Lawyers and notaries scored a big victory for solicitor-client privilege today, as the Supreme Court of Canada ruled that legal professionals cannot be compelled by a provision in tax law to divulge their clients’ identities or any other privileged information.
The court’s twin rulings, both unanimous, in Canada v. Thompson and Canada v. Chambre des notaires, finds that facts about clients, including their identities, fall under solicitor-client privilege; that the clients of notaries are also afforded this privilege; and that the privilege can only be abrogated if no other way can be found to carry out the broader legislative purpose.
Both cases centred on s. 232 of the Income Tax Act, which specifically excludes a lawyer’s accounting records from solicitor-client privilege.

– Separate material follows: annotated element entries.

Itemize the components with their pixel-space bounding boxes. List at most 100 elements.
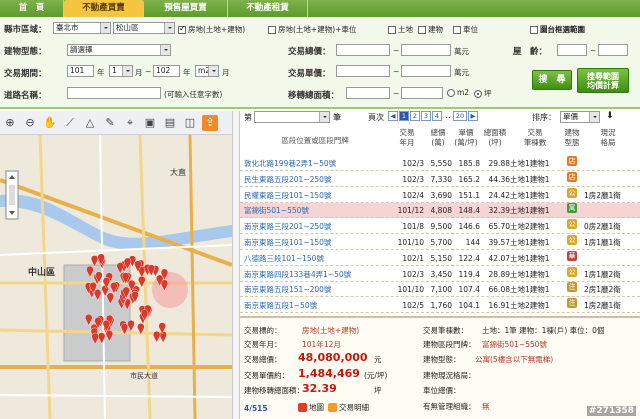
zoom-out-icon[interactable]: ⊖: [22, 115, 38, 131]
map-view[interactable]: 中山區 大直 市民大道: [0, 135, 232, 419]
col-unit[interactable]: 單價 (萬/坪): [452, 128, 480, 148]
cell-addr[interactable]: 富錦街501~550號: [244, 203, 390, 218]
detail-total: 48,080,000: [298, 351, 368, 364]
table-row[interactable]: 民生東路五段201~250號 102/3 7,330 165.2 44.36 土地1建物1…: [240, 171, 640, 187]
search-button[interactable]: 搜 尋: [532, 70, 572, 90]
city-select[interactable]: 臺北市: [53, 22, 111, 34]
age-min-input[interactable]: [557, 44, 587, 56]
map-button[interactable]: 地圖: [298, 402, 324, 413]
page-4[interactable]: 4: [432, 111, 442, 121]
table-row[interactable]: 南京東路五段1~50號 102/5 1,760 104.1 16.91 土地2建物1 住 1房…: [240, 298, 640, 314]
cell-addr[interactable]: 南京東路五段151~200號: [244, 282, 390, 297]
type-parking-check[interactable]: 車位: [453, 24, 478, 35]
total-min-input[interactable]: [336, 44, 390, 56]
unit-m2-radio[interactable]: m2: [447, 88, 469, 97]
tab-property-sale[interactable]: 不動產買賣: [64, 0, 144, 17]
cell-addr[interactable]: 南京東路三段201~250號: [244, 219, 390, 234]
export-icon[interactable]: ⇪: [202, 114, 218, 131]
checkbox[interactable]: [453, 25, 461, 34]
row-range-select[interactable]: [254, 111, 330, 123]
polygon-icon[interactable]: △: [82, 115, 98, 131]
cell-addr[interactable]: 南京東路三段101~150號: [244, 235, 390, 250]
month-end-select[interactable]: m2: [195, 65, 219, 77]
print-icon[interactable]: ▤: [162, 115, 178, 131]
avg-calc-button[interactable]: 搜尋範圍 均價計算: [577, 68, 629, 93]
type-building-check[interactable]: 建物: [418, 24, 443, 35]
page-last[interactable]: 20: [453, 111, 467, 121]
transfer-button[interactable]: 交易明細: [328, 402, 369, 413]
unit-wan: 萬元: [454, 47, 469, 56]
tab-home[interactable]: 首 頁: [0, 0, 64, 17]
pan-hand-icon[interactable]: ✋: [42, 115, 58, 131]
area-min-input[interactable]: [346, 87, 390, 99]
zoom-in-icon[interactable]: ⊕: [2, 115, 18, 131]
age-max-input[interactable]: [598, 44, 628, 56]
record-count: 4/515: [244, 404, 268, 413]
cell-layout: 0房2廳1衛: [584, 222, 621, 232]
next-page-icon[interactable]: ▶: [468, 111, 478, 121]
unit-ping-radio[interactable]: 坪: [474, 88, 492, 99]
col-parts[interactable]: 交易 筆棟數: [510, 128, 560, 148]
locate-icon[interactable]: ⌖: [122, 115, 138, 131]
sort-select[interactable]: 單價: [560, 111, 600, 123]
table-row[interactable]: 富錦街501~550號 101/12 4,808 148.4 32.39 土地1建物1 寓: [240, 203, 640, 219]
type-house-check[interactable]: 房地(土地+建物): [178, 24, 245, 35]
measure-icon[interactable]: ⟋: [62, 115, 78, 131]
page-2[interactable]: 2: [410, 111, 420, 121]
cell-area: 24.42: [488, 190, 510, 200]
cell-addr[interactable]: 民生東路五段201~250號: [244, 172, 390, 187]
col-area[interactable]: 總面積 (坪): [480, 128, 510, 148]
prev-page-icon[interactable]: ◀: [388, 111, 398, 121]
month-start-select[interactable]: 1: [109, 65, 133, 77]
road-input[interactable]: [67, 87, 161, 99]
btype-select[interactable]: 請選擇: [67, 44, 171, 56]
pane-divider[interactable]: [232, 111, 240, 419]
cell-addr[interactable]: 八德路三段101~150號: [244, 251, 390, 266]
erase-icon[interactable]: ✎: [102, 115, 118, 131]
table-row[interactable]: 八德路三段101~150號 102/1 5,150 122.4 42.07 土地1建物1 華: [240, 250, 640, 266]
table-row[interactable]: 民權東路三段101~150號 102/4 3,690 151.1 24.42 土地1建物1…: [240, 187, 640, 203]
area-select[interactable]: 松山區: [113, 22, 175, 34]
unitprice-max-input[interactable]: [401, 65, 451, 77]
cell-addr[interactable]: 敦化北路199巷2弄1~50號: [244, 156, 390, 171]
map-label-road: 市民大道: [130, 372, 158, 380]
col-layout[interactable]: 現況 格局: [584, 128, 632, 148]
year-start-input[interactable]: 101: [67, 65, 94, 77]
tab-rental[interactable]: 不動產租賃: [228, 0, 308, 17]
col-type[interactable]: 建物 型態: [560, 128, 584, 148]
checkbox[interactable]: [418, 25, 426, 34]
checkbox[interactable]: [268, 25, 276, 34]
cell-addr[interactable]: 南京東路四段133巷4弄1~50號: [244, 267, 390, 282]
table-row[interactable]: 南京東路四段133巷4弄1~50號 102/3 3,450 119.4 28.89 土地1…: [240, 266, 640, 282]
table-row[interactable]: 敦化北路199巷2弄1~50號 102/3 5,550 185.8 29.88 土地1建物…: [240, 156, 640, 171]
year-end-input[interactable]: 102: [153, 65, 180, 77]
table-row[interactable]: 南京東路三段201~250號 101/8 9,500 146.6 65.70 土地2建物1…: [240, 219, 640, 235]
tab-presale[interactable]: 預售屋買賣: [144, 0, 228, 17]
page-1[interactable]: 1: [399, 111, 409, 121]
type-land-check[interactable]: 土地: [388, 24, 413, 35]
area-max-input[interactable]: [401, 87, 443, 99]
table-row[interactable]: 南京東路五段151~200號 101/10 7,100 107.4 66.08 土地1建物…: [240, 282, 640, 298]
type-house-parking-check[interactable]: 房地(土地+建物)+車位: [268, 24, 356, 35]
total-max-input[interactable]: [401, 44, 451, 56]
cell-addr[interactable]: 民權東路三段101~150號: [244, 188, 390, 203]
col-addr[interactable]: 區段位置或區段門牌: [240, 136, 390, 146]
fullscreen-icon[interactable]: ▣: [142, 115, 158, 131]
unitprice-min-input[interactable]: [336, 65, 390, 77]
cell-total: 3,690: [430, 190, 452, 200]
table-row[interactable]: 南京東路三段101~150號 101/10 5,700 144 39.57 土地1建物1 公…: [240, 235, 640, 250]
col-total[interactable]: 總價 (萬): [424, 128, 452, 148]
sort-down-icon[interactable]: ⬇: [606, 111, 614, 121]
cell-unit: 185.8: [458, 159, 480, 168]
cell-parts: 土地1建物1: [510, 190, 550, 200]
checkbox[interactable]: [178, 24, 186, 34]
bbox-check[interactable]: 圖台框選範圍: [530, 24, 585, 35]
radio-icon[interactable]: [447, 88, 455, 97]
page-3[interactable]: 3: [421, 111, 431, 121]
radio-icon[interactable]: [474, 89, 482, 98]
cell-addr[interactable]: 南京東路五段1~50號: [244, 298, 390, 313]
checkbox[interactable]: [530, 25, 538, 34]
checkbox[interactable]: [388, 25, 396, 34]
layer-icon[interactable]: ◫: [182, 115, 198, 131]
col-ym[interactable]: 交易 年月: [390, 128, 424, 148]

In the case of lawyer Duncan Thompson, the Canada Revenue Agency had sent an order for various documents, including his accounts receivable. Thompson complied with parts of the order but refused to divulge the identity of his clients, arguing that to do so would be to violate their privilege.
The issue at stake in Thompson, then, was whether the identity of a lawyer’s clients fell under solicitor-client privilege. Here the Supreme Court is clear: there is no difference between information about a communication with the client and information about the status or identity of a client.
As the decision states: “This Court has rejected a category-based approach to solicitor-client privilege that distinguishes between a fact and a communication. In this case, absent proof to the contrary, all of the information sought is prima facie privileged.”
In Chambre des notaires, where notaries were similarly ordered to provide privileged tax documents, the court addressed the constitutional validity of the exclusion in the Income Tax Act, finding that it fails to meet the test of “absolute necessity” required to abrogate the fundamental principle of justice that is solicitor-client privilege.
“Section 231.2(1) . . . and s. 231.7 . . . are unconstitutional, and inapplicable to notaries and lawyers in their capacity as legal advisers. The exception for a lawyer’s accounting records set out in the definition of ‘solicitor-client privilege’ in s. 232(1) of the ITA is unconstitutional and invalid.”
Mahmud Jamal, the lawyer at Osler, Hoskin & Harcourt LLP who represented the Canadian Bar Association as an intervener, calls it a “very good day” for solicitor-client privilege and the law.
“These are very strong rulings for the protection of solicitor-client privilege and for the legal profession,” he says. “They affirm that solicitor-client privilege is constitutionally protected in Canada, regardless of the context.”
There had been some concern, he says, that the court might weaken privilege where taxation matters are concerned.
This would have led lawyers and notaries to become “informants or archives of information against the interests of their clients. . . . The court has all but shut the door on this possibility, though it will be left to Parliament to attempt to devise a new, constitutional scheme if it chooses to do so.”
Indeed, the court suggests that the constitutional defects around the CRA’s orders “could easily be mitigated and remedied by way of measures that are compatible with the state’s obligations relating to the protection of professional secrecy.”
A process of judicial review, for instance, could allow the court to determine the validity of a claim of privilege around taxation documents, although it’s not immediately clear how to avoid the Catch-22 scenario that would have a lawyer disclose privileged information (such as identity) in order to assert the privilege.
“I think what the court contemplates is a lawyer advancing the client’s privilege claim without identifying the name of the client,” says Jamal.
“This can be done by the lawyers providing sufficient information to allow for the claim of privilege to be evaluated by the court, or perhaps by allowing the court to review the documents in camera. There are a number of options.”